He is the longshot that kept coming in, the walk-on who became team captain, the student with bad test scores who made his university proud, the grunt who fetched Chardonnay now running his own department.
There are bigger comeback stories than Martin Jarmond, if only because he's been considered a bit undersized going back to his days as a scrappy point guard.
He has sprouted into one of the nation's fastest-rising athletic directors, his unlikely journey that started in a drab North Carolina town having brought him to the glitz of UCLA only a few months after he turned 40.
"A lot of people say, 'Can you believe it, from Fayetteville to Westwood?' " said Jerry Wainwright, Jarmond's coach at North Carolina Wilmington. "Yeah, I absolutely believe it. I honestly thought at some point if it wasn't athletics, he would be a relevant politician. He just had that way of bringing people together."
On the hardwood he was the player everybody gravitated toward, the one who always had the answers, whether it was a teammate seeking assurance or a coach wanting to gauge practice fatigue.
Hey, M.J., are we tired now? What do you think? Should we keep going?
It didn't matter that Jarmond wasn't always the best player because he was always the best at knowing what to do and how to make it happen.
People followed him everywhere. One third-grade friend received permission from the school to ride the bus home with him to shoot baskets and hang out. In college he was known as the Mayor because it seemed as if everybody in town knew him.

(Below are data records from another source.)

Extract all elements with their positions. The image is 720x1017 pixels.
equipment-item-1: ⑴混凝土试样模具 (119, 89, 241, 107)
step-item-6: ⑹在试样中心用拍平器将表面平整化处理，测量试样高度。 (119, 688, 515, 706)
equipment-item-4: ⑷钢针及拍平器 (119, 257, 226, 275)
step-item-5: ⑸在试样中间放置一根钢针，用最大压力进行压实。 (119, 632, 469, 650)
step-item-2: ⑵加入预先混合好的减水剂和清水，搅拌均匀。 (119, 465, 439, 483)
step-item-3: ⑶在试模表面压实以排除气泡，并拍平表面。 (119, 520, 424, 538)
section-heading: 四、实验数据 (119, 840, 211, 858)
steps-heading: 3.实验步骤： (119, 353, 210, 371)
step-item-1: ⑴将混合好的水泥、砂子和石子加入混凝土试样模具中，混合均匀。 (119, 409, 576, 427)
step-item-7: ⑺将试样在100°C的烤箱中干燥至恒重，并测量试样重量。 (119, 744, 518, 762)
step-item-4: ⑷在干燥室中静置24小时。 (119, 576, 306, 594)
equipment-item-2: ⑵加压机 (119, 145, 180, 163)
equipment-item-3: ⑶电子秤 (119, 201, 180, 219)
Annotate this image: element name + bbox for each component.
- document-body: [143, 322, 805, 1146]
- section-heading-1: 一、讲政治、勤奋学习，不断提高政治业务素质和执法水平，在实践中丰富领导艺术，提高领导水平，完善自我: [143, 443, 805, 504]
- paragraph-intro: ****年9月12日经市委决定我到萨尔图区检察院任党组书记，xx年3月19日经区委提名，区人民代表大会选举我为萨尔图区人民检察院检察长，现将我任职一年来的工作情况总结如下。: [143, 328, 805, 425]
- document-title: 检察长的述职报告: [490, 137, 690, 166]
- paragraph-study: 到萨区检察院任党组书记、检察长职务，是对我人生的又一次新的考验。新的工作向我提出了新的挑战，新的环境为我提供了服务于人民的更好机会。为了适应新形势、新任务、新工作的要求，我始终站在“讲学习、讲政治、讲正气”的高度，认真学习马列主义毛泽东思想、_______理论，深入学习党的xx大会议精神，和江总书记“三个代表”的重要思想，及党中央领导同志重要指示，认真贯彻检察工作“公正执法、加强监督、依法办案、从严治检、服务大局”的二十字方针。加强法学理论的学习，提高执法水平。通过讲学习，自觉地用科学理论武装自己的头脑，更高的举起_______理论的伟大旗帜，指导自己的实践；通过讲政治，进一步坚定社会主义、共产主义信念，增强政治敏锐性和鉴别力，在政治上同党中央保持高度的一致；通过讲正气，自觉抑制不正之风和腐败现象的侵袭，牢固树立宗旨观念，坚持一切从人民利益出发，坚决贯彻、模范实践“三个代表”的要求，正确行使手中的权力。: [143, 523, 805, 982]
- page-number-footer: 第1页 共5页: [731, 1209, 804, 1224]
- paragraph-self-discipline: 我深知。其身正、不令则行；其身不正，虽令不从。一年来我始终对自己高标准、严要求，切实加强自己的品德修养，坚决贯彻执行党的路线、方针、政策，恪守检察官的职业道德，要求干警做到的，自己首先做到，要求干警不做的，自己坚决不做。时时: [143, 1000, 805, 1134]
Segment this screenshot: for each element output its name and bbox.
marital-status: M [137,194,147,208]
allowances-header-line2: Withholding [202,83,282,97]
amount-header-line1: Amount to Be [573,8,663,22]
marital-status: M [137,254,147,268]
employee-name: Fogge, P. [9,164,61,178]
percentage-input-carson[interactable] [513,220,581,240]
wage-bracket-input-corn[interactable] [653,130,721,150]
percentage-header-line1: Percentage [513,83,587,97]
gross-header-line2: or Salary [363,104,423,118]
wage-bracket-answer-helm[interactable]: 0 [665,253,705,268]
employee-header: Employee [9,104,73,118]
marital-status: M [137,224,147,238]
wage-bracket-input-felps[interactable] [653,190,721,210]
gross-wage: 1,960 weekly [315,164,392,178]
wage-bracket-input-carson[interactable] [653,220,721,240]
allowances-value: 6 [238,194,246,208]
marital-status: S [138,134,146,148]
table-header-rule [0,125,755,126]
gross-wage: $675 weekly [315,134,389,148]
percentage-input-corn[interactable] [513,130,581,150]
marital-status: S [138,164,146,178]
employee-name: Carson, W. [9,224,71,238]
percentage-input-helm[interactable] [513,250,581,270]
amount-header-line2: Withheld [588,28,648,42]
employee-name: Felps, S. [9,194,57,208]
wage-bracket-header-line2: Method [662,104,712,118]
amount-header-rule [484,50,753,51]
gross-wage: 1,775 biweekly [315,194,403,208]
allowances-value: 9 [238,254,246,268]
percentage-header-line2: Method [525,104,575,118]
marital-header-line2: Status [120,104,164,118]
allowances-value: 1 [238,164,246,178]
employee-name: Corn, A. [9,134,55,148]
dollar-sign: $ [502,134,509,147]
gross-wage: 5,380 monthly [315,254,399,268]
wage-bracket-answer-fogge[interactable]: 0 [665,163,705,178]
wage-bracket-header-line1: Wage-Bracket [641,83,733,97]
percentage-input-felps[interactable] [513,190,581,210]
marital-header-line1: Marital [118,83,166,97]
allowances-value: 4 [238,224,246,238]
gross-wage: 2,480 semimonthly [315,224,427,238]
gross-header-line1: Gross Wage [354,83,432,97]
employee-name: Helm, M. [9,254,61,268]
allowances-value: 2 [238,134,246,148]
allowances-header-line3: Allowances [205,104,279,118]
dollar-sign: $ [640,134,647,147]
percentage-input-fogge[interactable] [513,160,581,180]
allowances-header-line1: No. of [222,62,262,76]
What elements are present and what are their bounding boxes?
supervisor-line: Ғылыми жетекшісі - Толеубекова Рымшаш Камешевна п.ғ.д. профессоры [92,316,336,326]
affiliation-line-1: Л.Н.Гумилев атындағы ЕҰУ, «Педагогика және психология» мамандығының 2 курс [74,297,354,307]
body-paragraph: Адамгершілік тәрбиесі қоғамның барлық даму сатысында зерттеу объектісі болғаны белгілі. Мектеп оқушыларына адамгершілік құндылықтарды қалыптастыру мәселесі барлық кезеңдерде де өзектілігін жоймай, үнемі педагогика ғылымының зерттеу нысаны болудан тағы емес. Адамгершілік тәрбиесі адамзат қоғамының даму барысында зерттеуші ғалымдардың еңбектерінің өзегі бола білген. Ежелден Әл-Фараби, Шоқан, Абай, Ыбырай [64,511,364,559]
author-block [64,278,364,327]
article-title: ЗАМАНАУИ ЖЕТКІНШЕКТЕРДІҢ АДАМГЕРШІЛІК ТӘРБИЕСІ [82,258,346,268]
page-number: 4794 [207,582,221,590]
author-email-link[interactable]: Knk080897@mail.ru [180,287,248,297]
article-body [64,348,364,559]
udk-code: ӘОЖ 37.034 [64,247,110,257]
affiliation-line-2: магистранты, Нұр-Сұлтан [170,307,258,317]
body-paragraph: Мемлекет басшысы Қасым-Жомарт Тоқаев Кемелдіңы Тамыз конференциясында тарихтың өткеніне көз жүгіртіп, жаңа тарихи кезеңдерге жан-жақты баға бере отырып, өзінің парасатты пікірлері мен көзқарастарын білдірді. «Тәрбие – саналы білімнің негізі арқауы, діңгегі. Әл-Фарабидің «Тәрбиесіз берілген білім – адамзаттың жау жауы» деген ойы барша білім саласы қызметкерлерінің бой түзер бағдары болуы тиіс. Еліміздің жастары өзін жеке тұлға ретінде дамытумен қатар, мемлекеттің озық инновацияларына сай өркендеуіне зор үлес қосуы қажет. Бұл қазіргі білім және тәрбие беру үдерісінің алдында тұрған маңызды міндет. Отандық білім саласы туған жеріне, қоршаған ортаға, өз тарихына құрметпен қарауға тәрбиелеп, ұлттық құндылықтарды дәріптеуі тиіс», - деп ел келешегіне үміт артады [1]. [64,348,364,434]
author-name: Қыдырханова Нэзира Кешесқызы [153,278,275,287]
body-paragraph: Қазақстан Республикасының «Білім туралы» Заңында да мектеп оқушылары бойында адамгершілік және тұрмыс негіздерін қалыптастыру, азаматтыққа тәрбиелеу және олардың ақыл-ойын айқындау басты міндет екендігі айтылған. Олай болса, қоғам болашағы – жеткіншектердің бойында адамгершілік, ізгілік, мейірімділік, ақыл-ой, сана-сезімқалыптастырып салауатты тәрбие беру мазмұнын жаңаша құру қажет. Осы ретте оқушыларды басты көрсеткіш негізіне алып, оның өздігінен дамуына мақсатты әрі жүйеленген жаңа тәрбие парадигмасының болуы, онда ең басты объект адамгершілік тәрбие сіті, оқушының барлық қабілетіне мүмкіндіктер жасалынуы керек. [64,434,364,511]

His charisma gave him outsized value once he went into fundraising for college athletic departments. He could build relationships and the trust needed to raise vast amounts of money.
It was never as easy as Jarmond made it appear. He worked tirelessly, remembering his mother driving an hour to work each way and bringing in the week's worth of groceries in one trip from the car no matter how many plastic bags she had to clutch in each hand.
The other day he went running and wanted to go four miles. About 1{ miles in, already dragging, he thought about walking the rest of the way. He pushed on, even as the thought came back again and again.
"I just said, you know what, I'm going to see this through," Jarmond said. "I started this, I'm going to finish this, and I finished and I was so proud."
A sense of resolve has carried him back to the starting line as perhaps the most improbable new athletic director in UCLA history and the first without any ties to the university. Sometimes even Jarmond has trouble believing his own story arc.
"I've been in situations and afforded opportunities that don't make sense and I don't understand," Jarmond said, "so I feel like it's a higher purpose and a higher calling for me."